Por sua vez, a segunda perícia, realizada em estrutura colegial, e cujo relatório consta de fls. 934 a 942 dos autos, concluiu que o arguido, à data dos factos, estava genérica e minimamente capaz de avaliar e de se determinar de acordo com a sua avaliação, integrando pois pressupostos médico-legais previstos para a imputabilidade. Ainda assim, e face à patologia que sofria, este relatório admite a existência de uma diminuição em grau ligeiro dessa imputabilidade pela dificuldade de determinação no momento. Com efeito, à data dos factos, o arguido apresentava um quadro reactivo com funcionamento ansioso significativo (reacção de ajustamento com perturbação mista de emoções e conduta), vivenciada com sentimento de angústia, perda e abandono que condicionavam o seu dia-a-dia. Ainda no relatório desta segunda perícia, que foi complementada com uma avaliação psicológica, o arguido é descrito como um indivíduo imaturo, queixoso, pessimista, teimoso e manipulador, com dificuldades ao nível do controlo emocional e de tolerância ao stresse e com vulnerabilidade crónica para a impulsividade ideacional e afectiva, funcionando de forma positiva por períodos extensos quando na presença de ambientes estruturados e rotineiros nos quais possa ter alguma sensação de controlo e de forma negativa em situações novas.

Ora, sabendo-se que o juízo técnico, científico ou artístico inerente à prova pericial presume-se subtraído à livre apreciação do julgador, nos termos do artigo 163º, n.º1, do Cód. de Proc. Penal, a verdade é que, no caso concreto, o afastamento de uma das perícias será feito com base noutro juízo científico ou técnico, não havendo, por isso, qualquer afastamento daquele normativo com base em razões não científicas ou técnicas, ou seja, a opção a tomar não será feita pela nossa convicção alicerçada em elementos fácticos, mas do confronto das perícias/relatórios em causa.

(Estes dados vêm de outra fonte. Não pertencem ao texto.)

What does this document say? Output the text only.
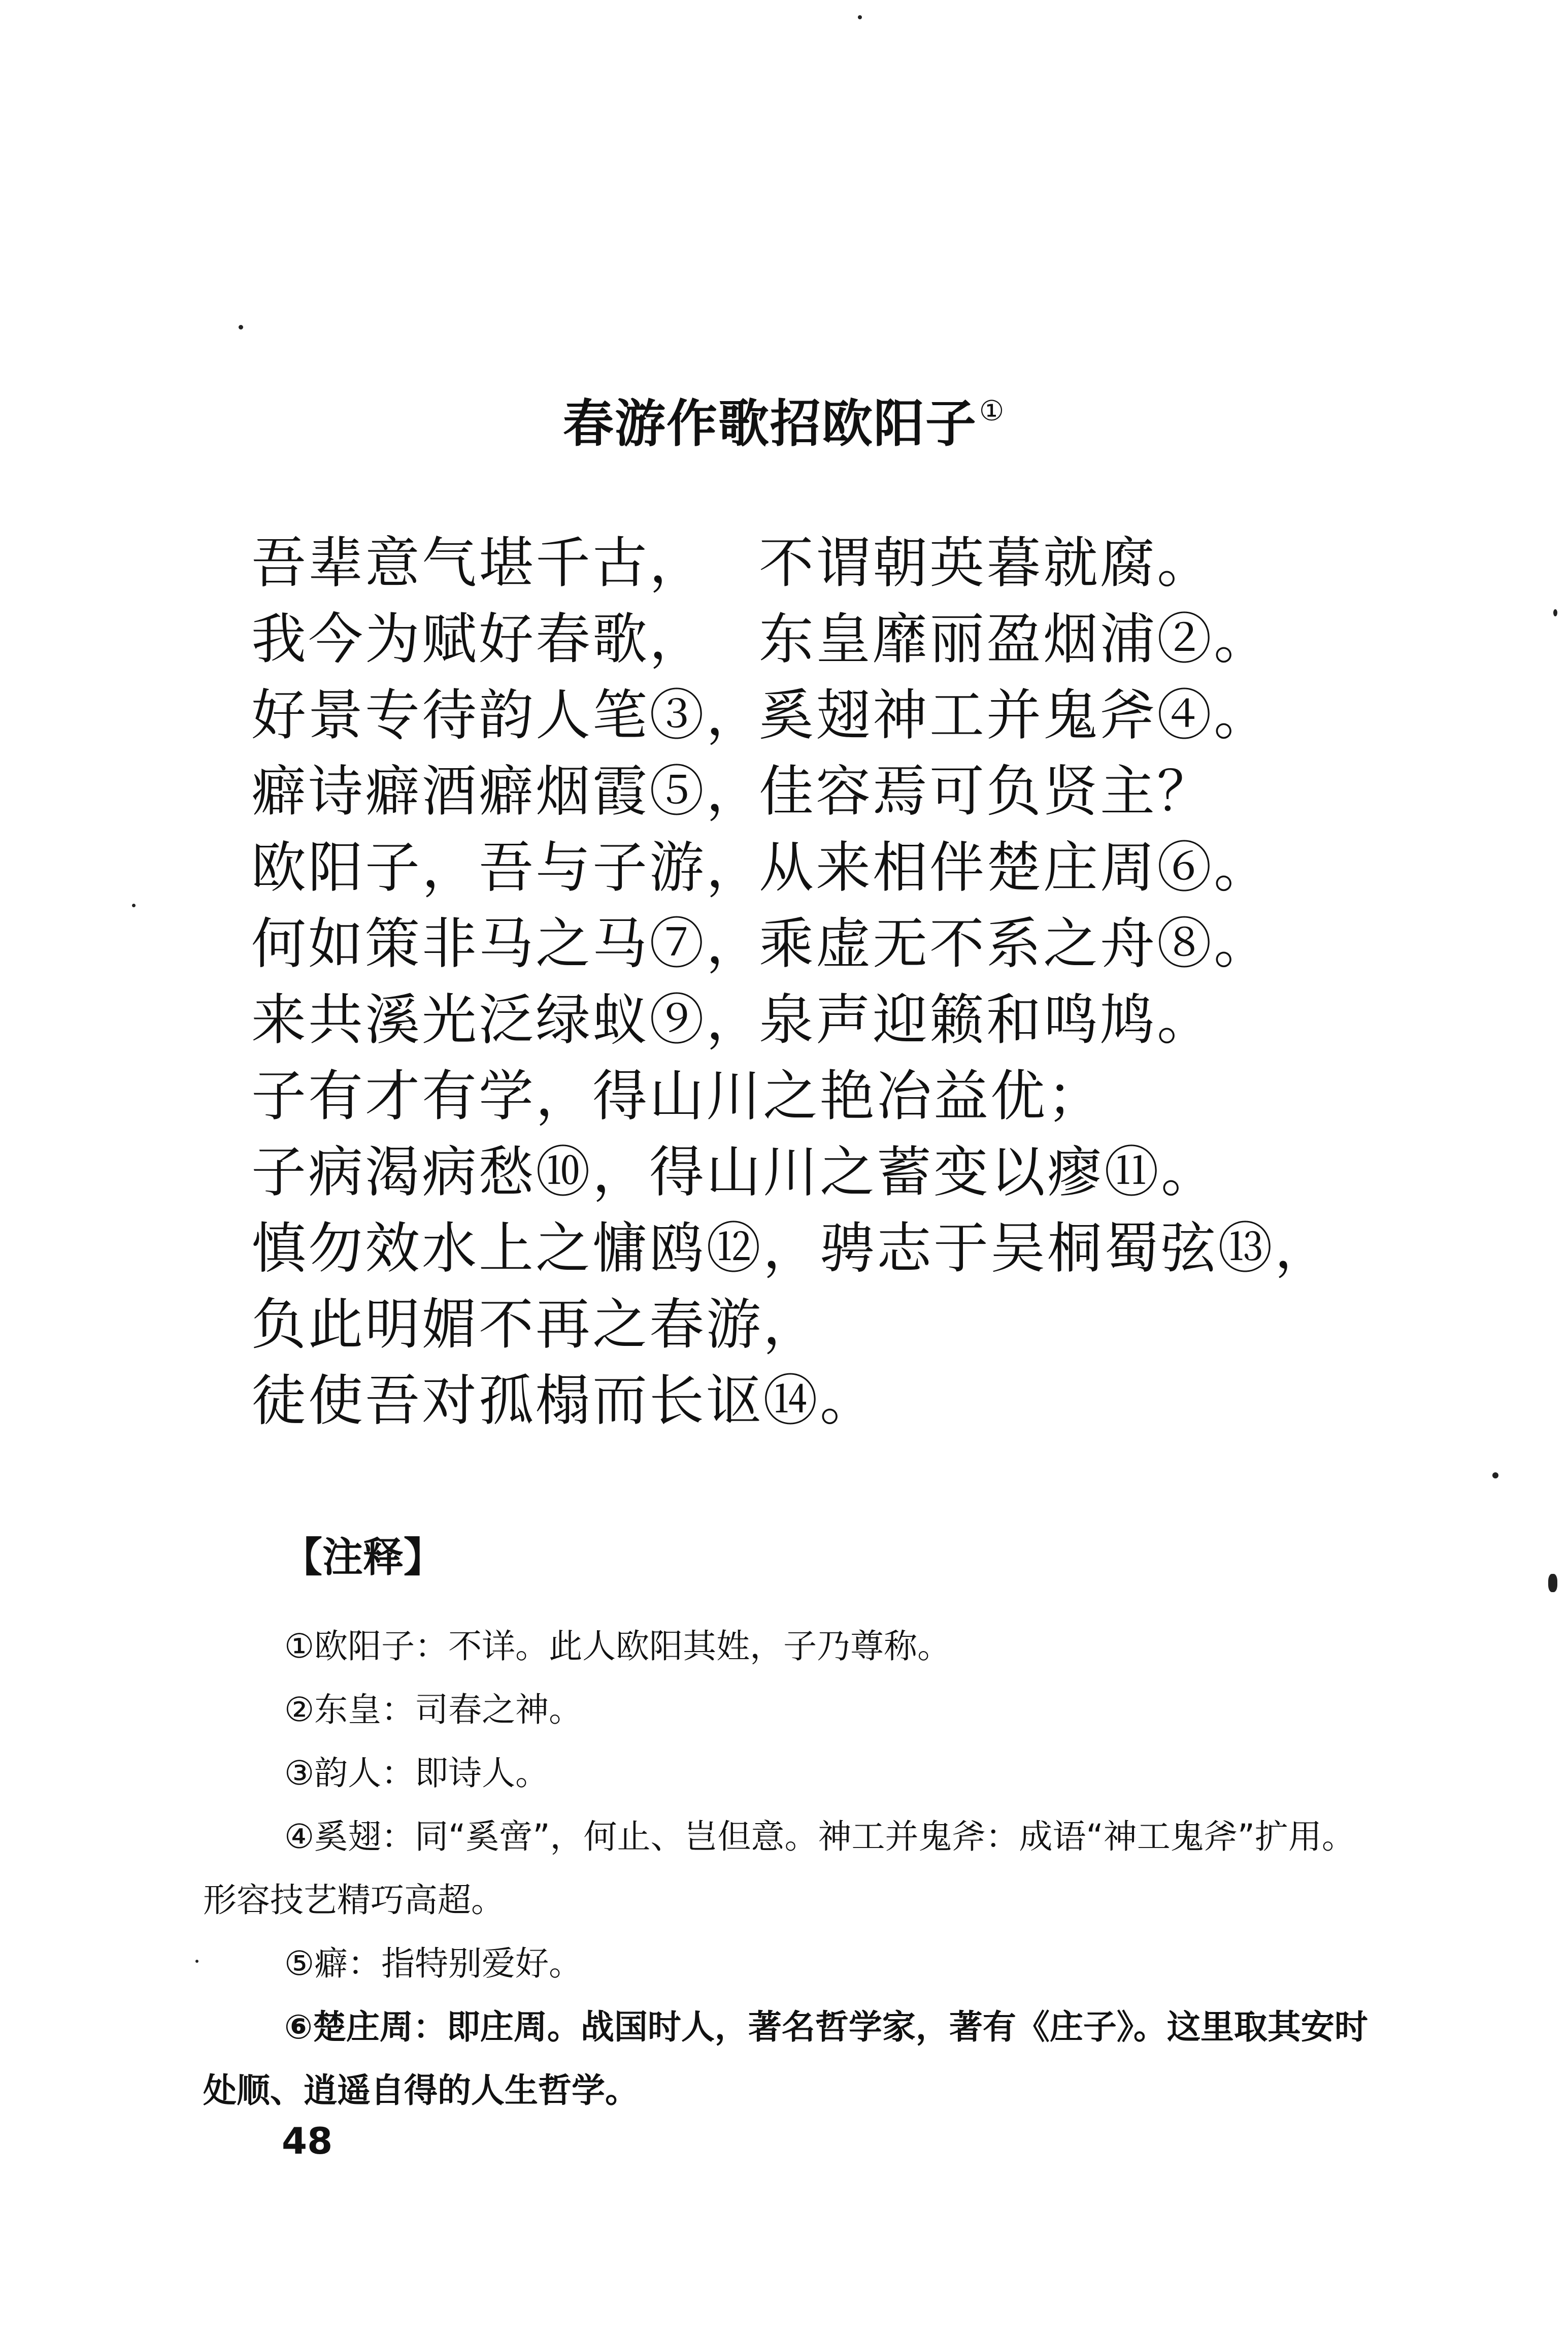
春游作歌招欧阳子①
吾辈意气堪千古， 不谓朝英暮就腐。
我今为赋好春歌， 东皇靡丽盈烟浦②。
好景专待韵人笔③，奚翅神工并鬼斧④。
癖诗癖酒癖烟霞⑤，佳容焉可负贤主？
欧阳子，吾与子游，从来相伴楚庄周⑥。
何如策非马之马⑦，乘虚无不系之舟⑧。
来共溪光泛绿蚁⑨，泉声迎籁和鸣鸠。
子有才有学，得山川之艳冶益优；
子病渴病愁⑩，得山川之蓄变以瘳⑪。
慎勿效水上之慵鸥⑫，骋志于吴桐蜀弦⑬，
负此明媚不再之春游，
徒使吾对孤榻而长讴⑭。
【注释】

①欧阳子：不详。此人欧阳其姓，子乃尊称。

②东皇：司春之神。

③韵人：即诗人。

④奚翅：同“奚啻”，何止、岂但意。神工并鬼斧：成语“神工鬼斧”扩用。形容技艺精巧高超。

⑤癖：指特别爱好。

⑥楚庄周：即庄周。战国时人，著名哲学家，著有《庄子》。这里取其安时处顺、逍遥自得的人生哲学。

48
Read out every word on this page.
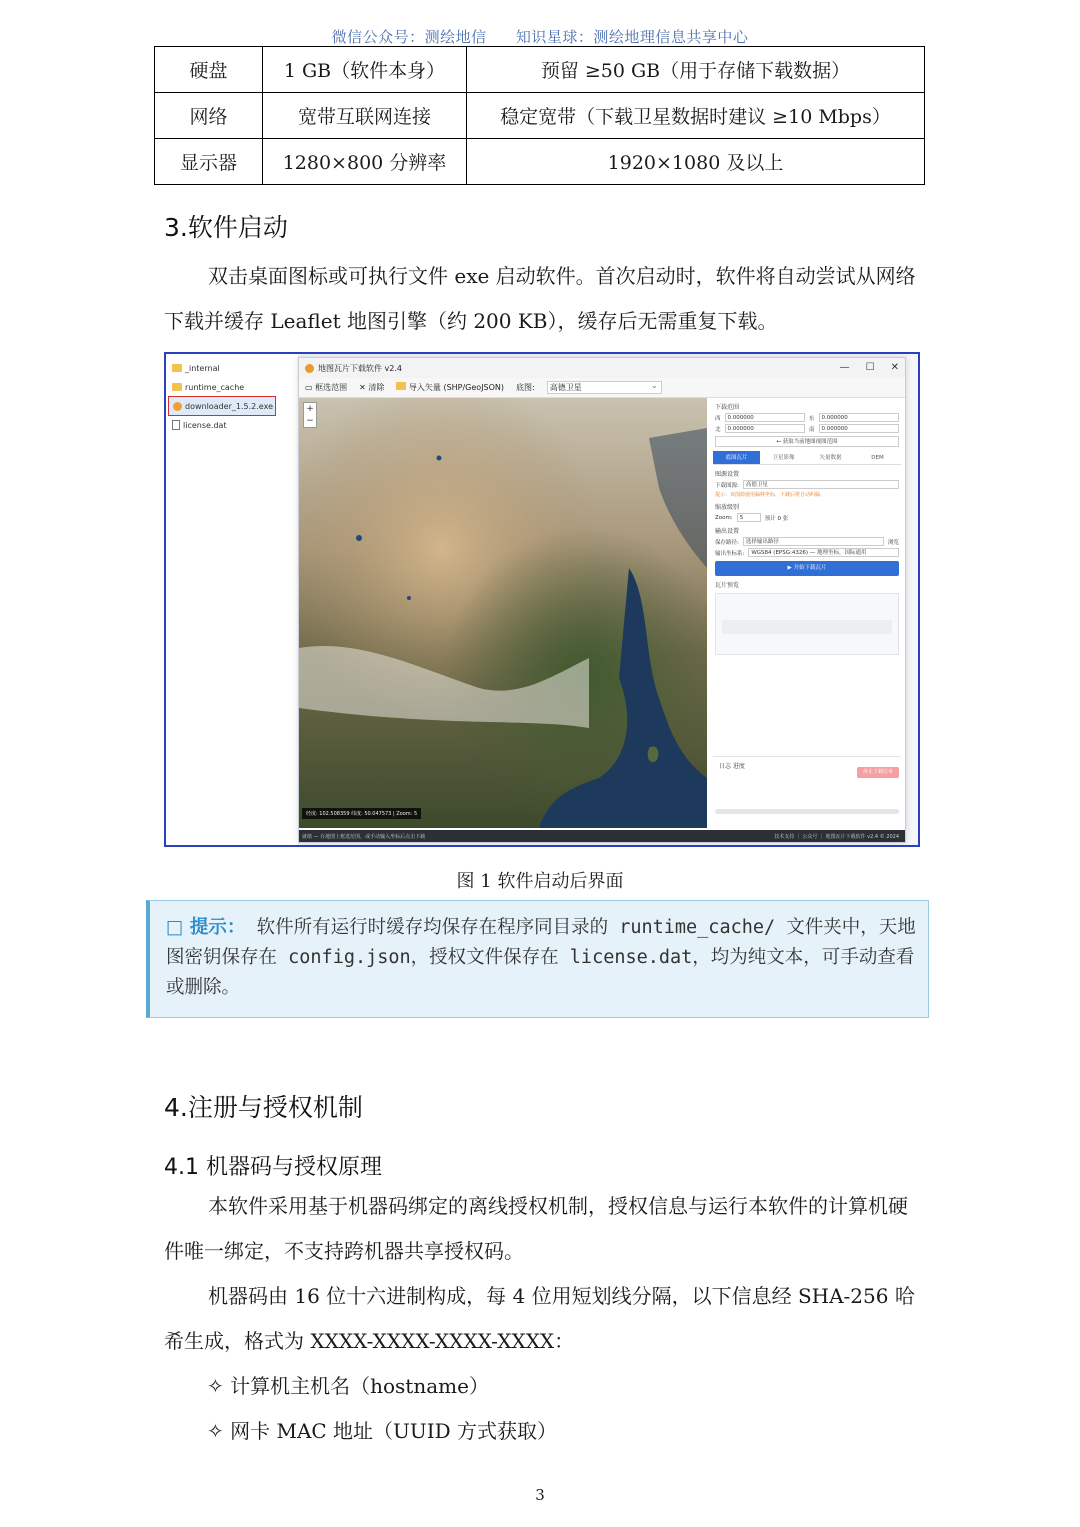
微信公众号：测绘地信 知识星球：测绘地理信息共享中心
硬盘	1 GB（软件本身）	预留 ≥50 GB（用于存储下载数据）
网络	宽带互联网连接	稳定宽带（下载卫星数据时建议 ≥10 Mbps）
显示器	1280×800 分辨率	1920×1080 及以上
3.软件启动
双击桌面图标或可执行文件 exe 启动软件。首次启动时，软件将自动尝试从网络下载并缓存 Leaflet 地图引擎（约 200 KB），缓存后无需重复下载。
_internal
runtime_cache
downloader_1.5.2.exe
license.dat
地图瓦片下载软件 v2.4	— ☐ ✕
▭ 框选范围 ✕ 清除	导入矢量 (SHP/GeoJSON) 底图:	高德卫星 ⌄
+
−
经度: 102.508359 纬度: 50.047573 | Zoom: 5
下载范围
西	0.000000	东	0.000000
北	0.000000	南	0.000000
← 获取当前地图视图范围
底图瓦片	卫星影像	矢量数据	DEM
图源设置
下载图源:	高德卫星
提示：该图源使用偏移坐标，下载后将自动纠偏。
缩放级别
Zoom:	5	预计 0 张
输出设置
保存路径:	选择输出路径	浏览
输出坐标系:	WGS84 (EPSG:4326) — 地理坐标，国际通用
▶ 开始下载瓦片
瓦片预览
日志 进度
停止下载任务
就绪 — 在地图上框选范围，或手动输入坐标后点击下载	技术支持 ｜ 公众号 ｜ 地图瓦片下载软件 v2.4 © 2024
图 1 软件启动后界面
□ 提示： 软件所有运行时缓存均保存在程序同目录的 runtime_cache/ 文件夹中，天地图密钥保存在 config.json，授权文件保存在 license.dat，均为纯文本，可手动查看或删除。
4.注册与授权机制
4.1 机器码与授权原理
本软件采用基于机器码绑定的离线授权机制，授权信息与运行本软件的计算机硬件唯一绑定，不支持跨机器共享授权码。
机器码由 16 位十六进制构成，每 4 位用短划线分隔，以下信息经 SHA-256 哈希生成，格式为 XXXX-XXXX-XXXX-XXXX：
✧ 计算机主机名（hostname）
✧ 网卡 MAC 地址（UUID 方式获取）
3
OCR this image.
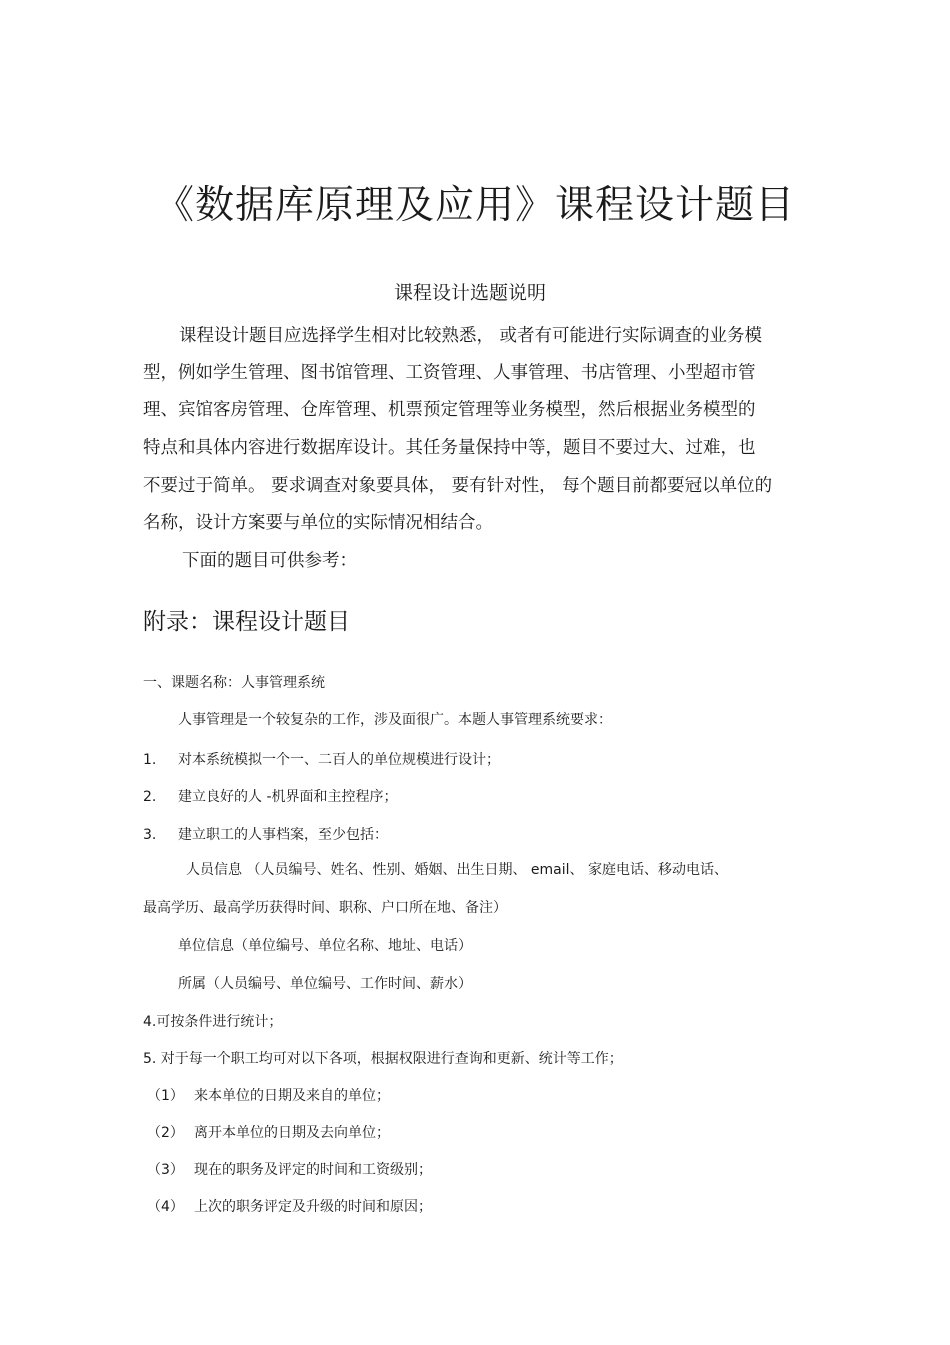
《数据库原理及应用》课程设计题目
课程设计选题说明
课程设计题目应选择学生相对比较熟悉， 或者有可能进行实际调查的业务模
型，例如学生管理、图书馆管理、工资管理、人事管理、书店管理、小型超市管
理、宾馆客房管理、仓库管理、机票预定管理等业务模型，然后根据业务模型的
特点和具体内容进行数据库设计。其任务量保持中等，题目不要过大、过难，也
不要过于简单。 要求调查对象要具体， 要有针对性， 每个题目前都要冠以单位的
名称，设计方案要与单位的实际情况相结合。
下面的题目可供参考：
附录：课程设计题目
一、课题名称：人事管理系统
人事管理是一个较复杂的工作，涉及面很广。本题人事管理系统要求：
1. 对本系统模拟一个一、二百人的单位规模进行设计；
2. 建立良好的人 -机界面和主控程序；
3. 建立职工的人事档案，至少包括：
人员信息 （人员编号、姓名、性别、婚姻、出生日期、 email、 家庭电话、移动电话、
最高学历、最高学历获得时间、职称、户口所在地、备注）
单位信息（单位编号、单位名称、地址、电话）
所属（人员编号、单位编号、工作时间、薪水）
4.可按条件进行统计；
5. 对于每一个职工均可对以下各项，根据权限进行查询和更新、统计等工作；
（1） 来本单位的日期及来自的单位；
（2） 离开本单位的日期及去向单位；
（3） 现在的职务及评定的时间和工资级别；
（4） 上次的职务评定及升级的时间和原因；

No caso concreto, pendemos para a imputabilidade do arguido, optando, assim, pela segunda perícia e respetivo relatório, porque nos dá maiores garantias de segurança nesse juízo científico, quer porque realizado por três peritos, o que necessariamente lhe confere uma maior abrangência de pontos de vista, mas também porque foi instruído e tem como um dos seus fundamentos uma avaliação psicológica, que consiste numa avaliação especializada em termos de comportamentos e processos mentais, o que lhe transmite uma maior consistência científica.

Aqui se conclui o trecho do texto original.